Despite these contributions, several limitations of this study should be noted. First, it is a simulation study based on observational data. Due to the lack of sample randomization, the modeling results do not infer causality. Second, the scope of this study is limited to the kindergarten years of a nationally representative study cohort so that the findings may not be fully generalizable to all children and adolescents in the United States. Third, the microsimulation model assumes that children's energy surplus under COVID-19 entirely results from PE class cancellations due to school closures during the academic months. In reality, a multitude of factors may impact children's EE and weight gain under the pandemic, including, but not limited to, elevated stress and change in diet, daily routine, and sleeping patterns.40, 41 Nevertheless, given the variety of PA opportunities typically offered at school and given the nationwide stay-at-home orders,27, 28 the model assumption on forgone PE classes could only produce a conservative estimate. The sensitivity analyses indicated that within a reasonable range, changes in the assumptions on PA reductions during the academic months and the summer break did not cause substantial changes in modeling results. Fourth, the model assumes that the impact of COVID-19 on PA is uniformly distributed among children, which does not capture the population heterogeneity in response to the pandemic. In reality, some children may cope with the pandemic better or worse than average and engage in more or less PA to mitigate their energy surplus due to school and facility closures. In this case, the model estimates the average response and outcome at the population level but not at the level of individual differences.

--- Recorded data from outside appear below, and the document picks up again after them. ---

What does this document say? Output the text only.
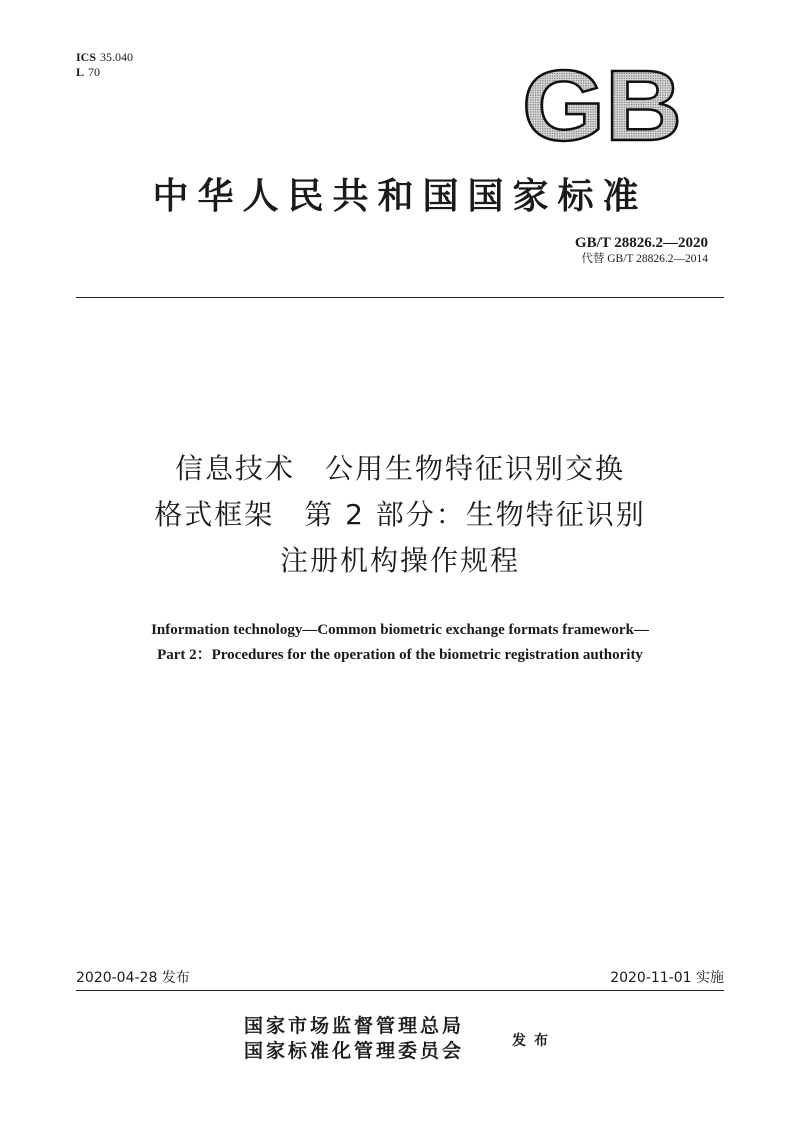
ICS 35.040
L 70	GB
中华人民共和国国家标准
GB/T 28826.2—2020
代替 GB/T 28826.2—2014
信息技术　公用生物特征识别交换
格式框架　第 2 部分：生物特征识别
注册机构操作规程
Information technology—Common biometric exchange formats framework—
Part 2：Procedures for the operation of the biometric registration authority
2020-04-28 发布	2020-11-01 实施
国家市场监督管理总局
国家标准化管理委员会	发布
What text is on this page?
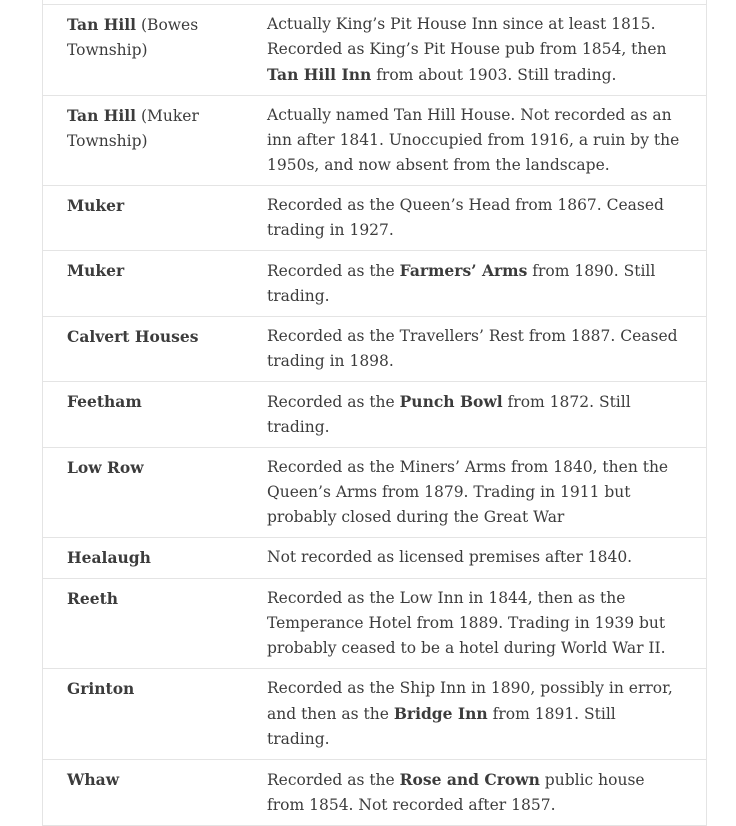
Tan Hill (Bowes Township)	Actually King’s Pit House Inn since at least 1815. Recorded as King’s Pit House pub from 1854, then Tan Hill Inn from about 1903. Still trading.
Tan Hill (Muker Township)	Actually named Tan Hill House. Not recorded as an inn after 1841. Unoccupied from 1916, a ruin by the 1950s, and now absent from the landscape.
Muker	Recorded as the Queen’s Head from 1867. Ceased trading in 1927.
Muker	Recorded as the Farmers’ Arms from 1890. Still trading.
Calvert Houses	Recorded as the Travellers’ Rest from 1887. Ceased trading in 1898.
Feetham	Recorded as the Punch Bowl from 1872. Still trading.
Low Row	Recorded as the Miners’ Arms from 1840, then the Queen’s Arms from 1879. Trading in 1911 but probably closed during the Great War
Healaugh	Not recorded as licensed premises after 1840.
Reeth	Recorded as the Low Inn in 1844, then as the Temperance Hotel from 1889. Trading in 1939 but probably ceased to be a hotel during World War II.
Grinton	Recorded as the Ship Inn in 1890, possibly in error, and then as the Bridge Inn from 1891. Still trading.
Whaw	Recorded as the Rose and Crown public house from 1854. Not recorded after 1857.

Using a microsimulation modeling approach, this study projected the change in U.S. kindergarteners’ BMIz and childhood obesity under the COVID-19-induced uncertainties. Our simulation results indicate that compared to the control scenario without COVID-19, both BMIz and childhood obesity prevalence under COVID-19 are expected to rise, and the magnitude of the increase is proportional to the length and severity of the pandemic. Public health interventions are urgently called for if we wish to promote an active lifestyle and engagement in PA among children and want to mitigate the adverse impact of COVID-19 on unhealthy weight gains and childhood obesity.